Paolina insisted on employing a part of the time which necessarily elapsed before her marriage in completing the engagement she had undertaken, and the promise she had made to her English patron. But she found herself compelled to beg that some other specimen, chosen from among the wonderful wealth of early Christian art that remains at Ravenna, might be substituted for that in the choir of St. Apollinare. She made the attempt to return to the scaffolding by the side of the window, but she found that her strength was unequal to the task. She could not bear to look on the prospect from that window. By agreement with her employer, some further figures from the mosaics in San Vitale were substituted for those which had originally been selected in St. Apollinare. Her associations with the former church were of a more pleasant character; and Paolina never visited the desolate old building "in Classe" again. When the specimens selected in lieu of those in the latter building had been completed, Paolina and her friend and protectress returned with them to Venice, where it had been arranged that they were to be delivered to the Director of the Gallery.

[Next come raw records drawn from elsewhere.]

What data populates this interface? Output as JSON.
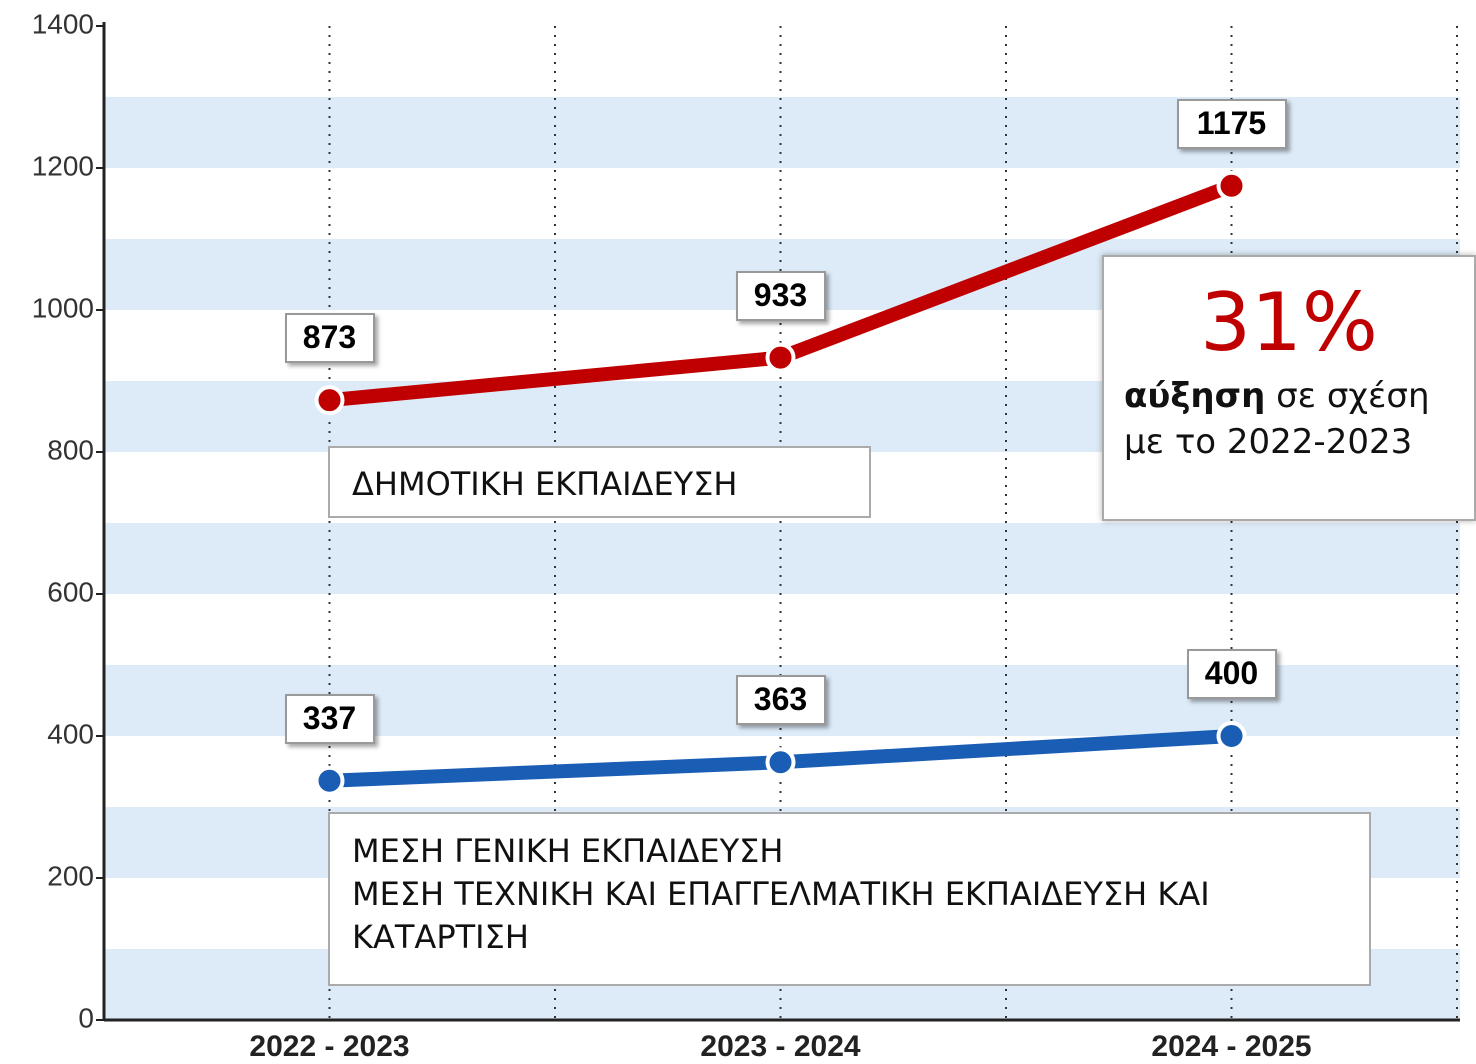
{
  "chart_data": {
    "type": "line",
    "categories": [
      "2022 - 2023",
      "2023 - 2024",
      "2024 - 2025"
    ],
    "series": [
      {
        "name": "ΔΗΜΟΤΙΚΗ ΕΚΠΑΙΔΕΥΣΗ",
        "color": "#c00000",
        "values": [
          873,
          933,
          1175
        ]
      },
      {
        "name": "ΜΕΣΗ ΓΕΝΙΚΗ ΕΚΠΑΙΔΕΥΣΗ\nΜΕΣΗ ΤΕΧΝΙΚΗ ΚΑΙ ΕΠΑΓΓΕΛΜΑΤΙΚΗ ΕΚΠΑΙΔΕΥΣΗ ΚΑΙ ΚΑΤΑΡΤΙΣΗ",
        "color": "#1a5db5",
        "values": [
          337,
          363,
          400
        ]
      }
    ],
    "ylim": [
      0,
      1400
    ],
    "yticks": [
      0,
      200,
      400,
      600,
      800,
      1000,
      1200,
      1400
    ],
    "stripe_color": "#ddebf8",
    "annotation": {
      "headline": "31%",
      "bold": "αύξηση",
      "text": "σε σχέση με το 2022-2023"
    }
  }
}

In the ensuing Carnival Ludovico came hither, and the marriage was there solemnized. It is not intended to insinuate that he had not often made the journey from Ravenna to Venice in the interval. More of his time was probably passed there than in his native city. From Venice the newly married couple proceeded to Rome, and it was not till three or four years later, that the Marchese and Marchesa di Castelmare, bringing with them their two boys Lamberto and Ludovico, and their little Violante, the most exquisite little fairy that ever was seen, returned to make the Marchese's ancestral palace, ancestral city, their home.

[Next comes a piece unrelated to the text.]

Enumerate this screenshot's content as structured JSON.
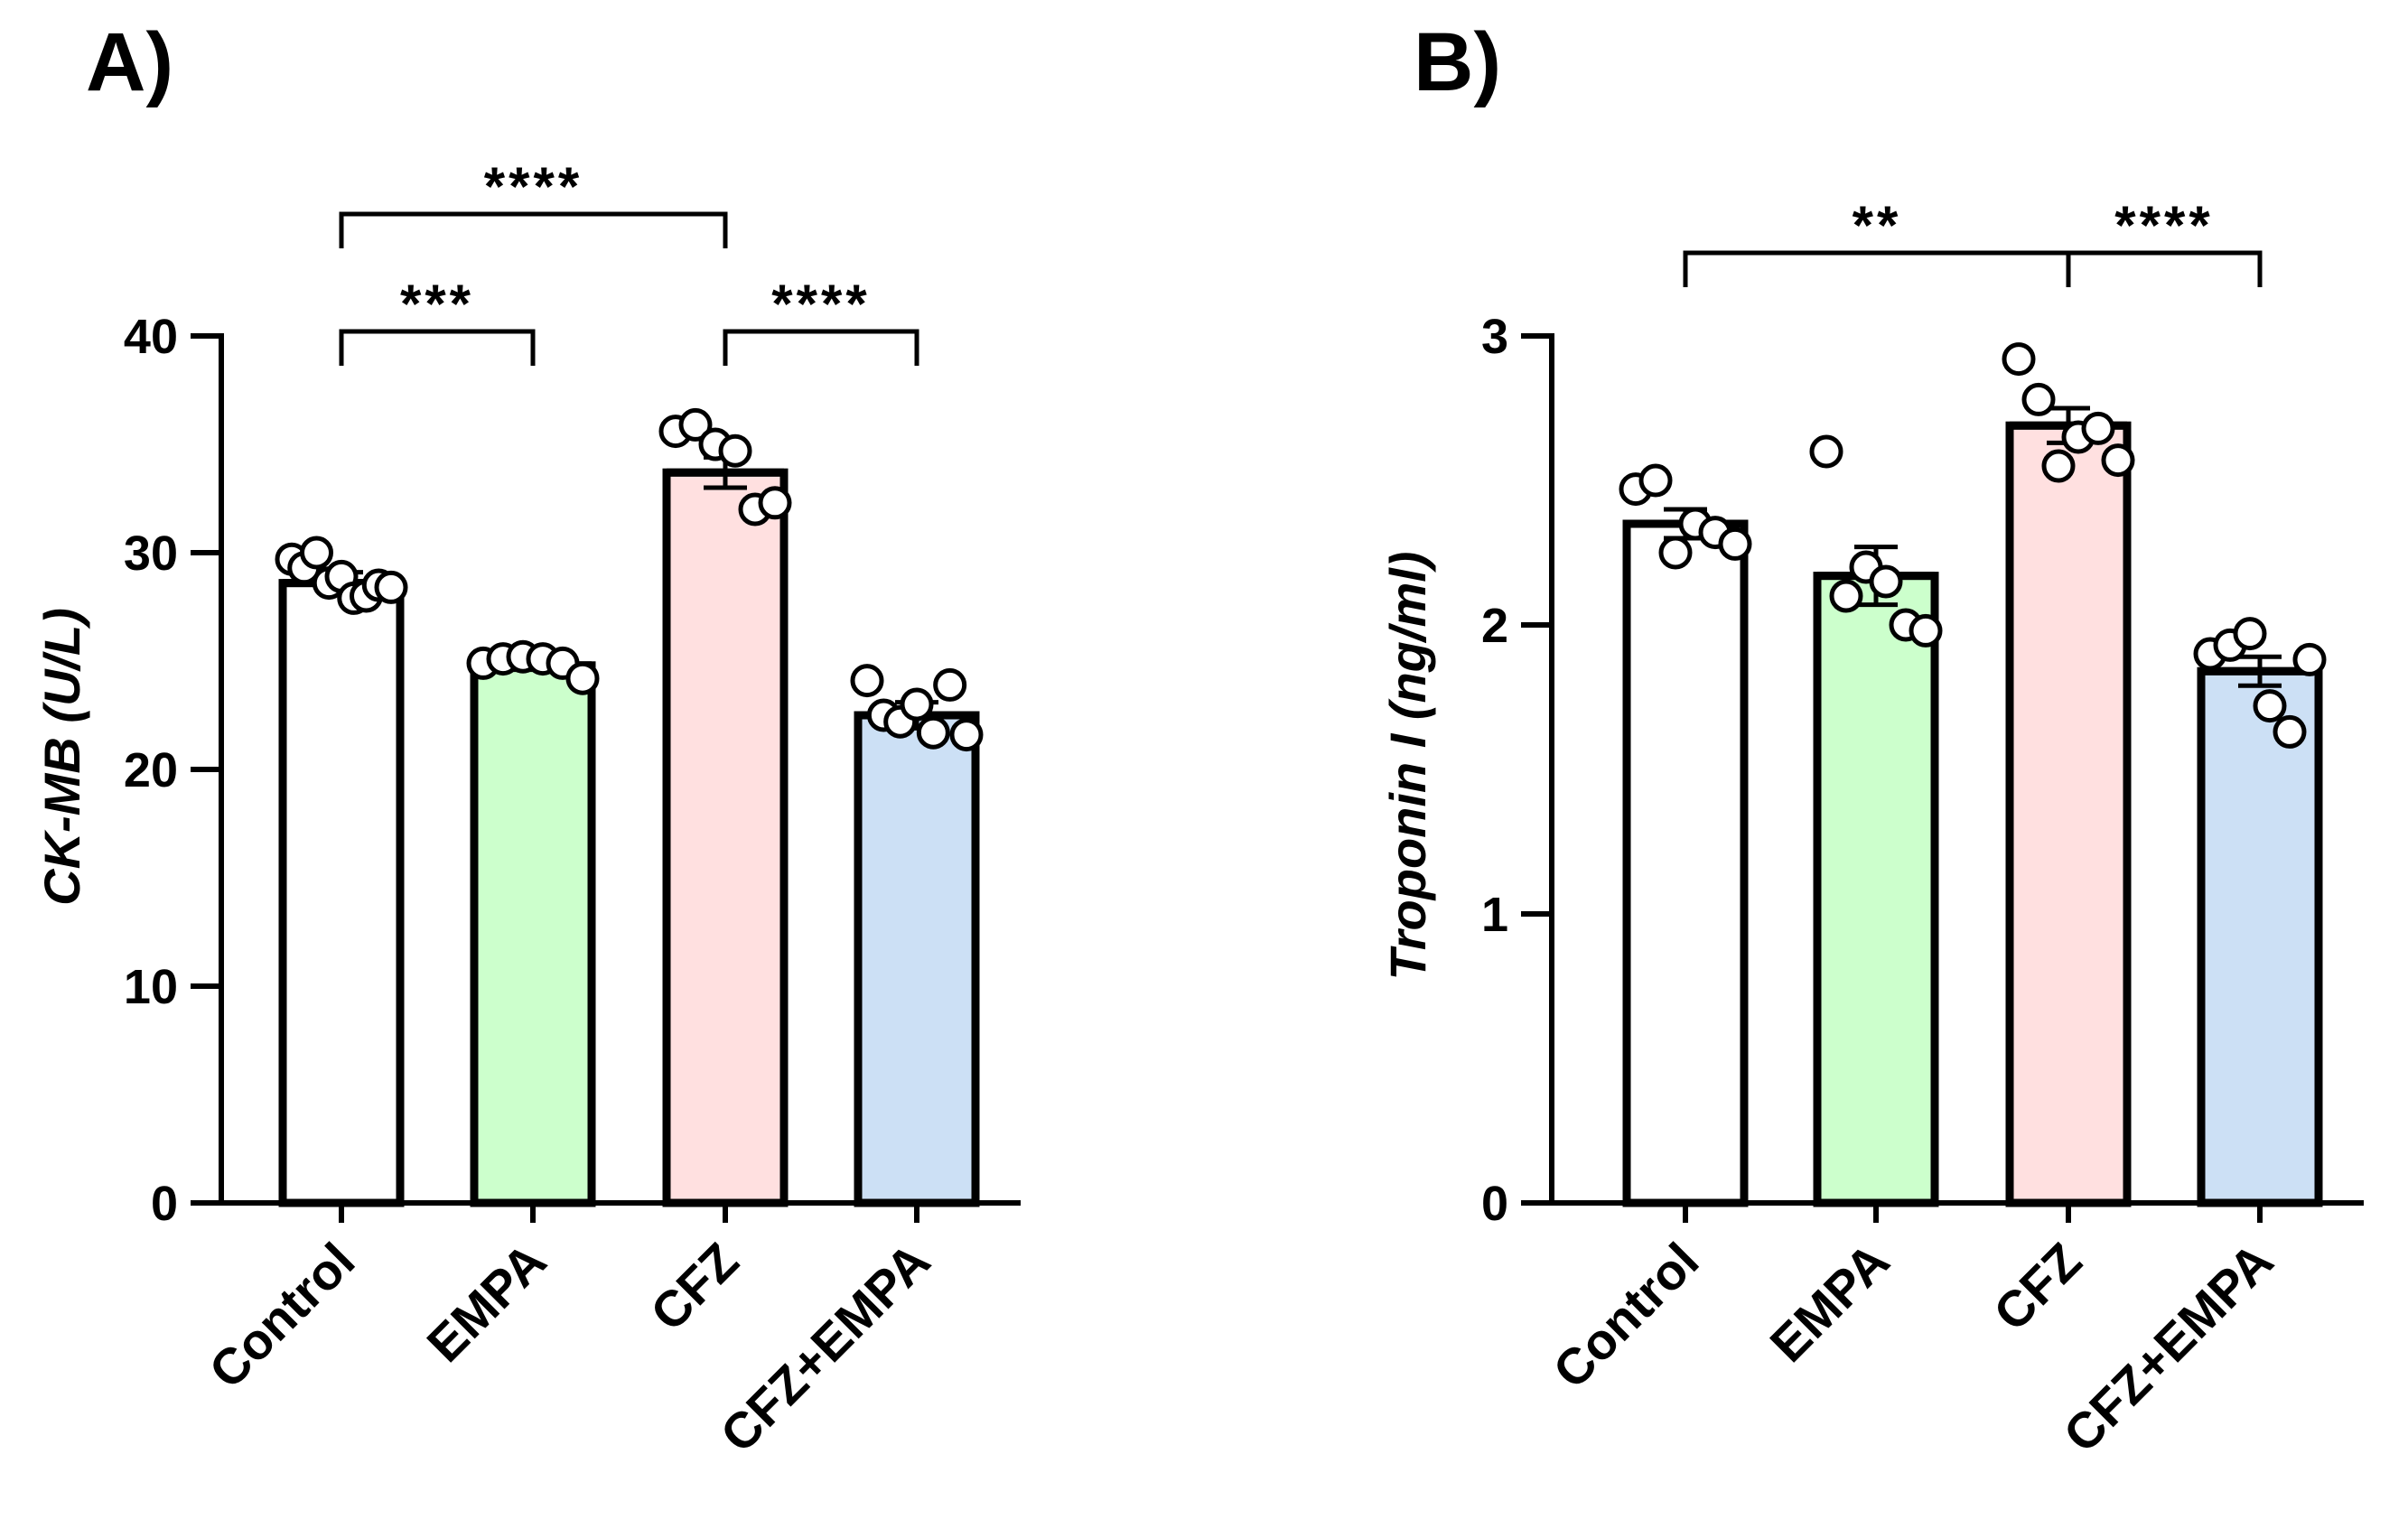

There was one other stranger in Ravenna whose lamentations over the fate that had ever brought him thither were as loud as they were sincere. The poor old singing-master, Quinto Lalli, was left, by the death of his adopted daughter, as destitute of the means of support as desolate in his home and heart. He was not worth much; but it would be unjust to suppose of him that his violent outcry on her murderer was wholly or mainly prompted by the former consideration. There had been a real and strong affection between him and his adopted daughter, and her death in truth left him utterly desolate.

Yet he never again quitted the city he so much regretted having ever seen. His comfortable support was adequately provided for by the Marchese Ludovico. And often in after years—on summer evenings on a stone bench beneath a fig-tree in the garden of the cottage provided for him, and in winter at the chimney corner of its tiny parlour—might be seen the tall spare nun-like figure of a grave and gentle lady, earnestly labouring at the somewhat up-hill task of consoling the old man, and striving to shape the teachings of his Bohemian life to a better lesson than he was apt to draw from them. It was the Contessa Violante; and it may be concluded from her occupation both that she succeeded in escaping the pursuit of the Duca di San Sisto, and that her great-uncle the Cardinal did not succeed in becoming Pope at the most recent vacancy.

After the return of the Marchese and Marchesa di Castelmare to Ravenna, however, the greater number of the hours of the Contessa Violante were spent in the home of her little god-daughter Violante di Castelmare, and of her friend Paolina.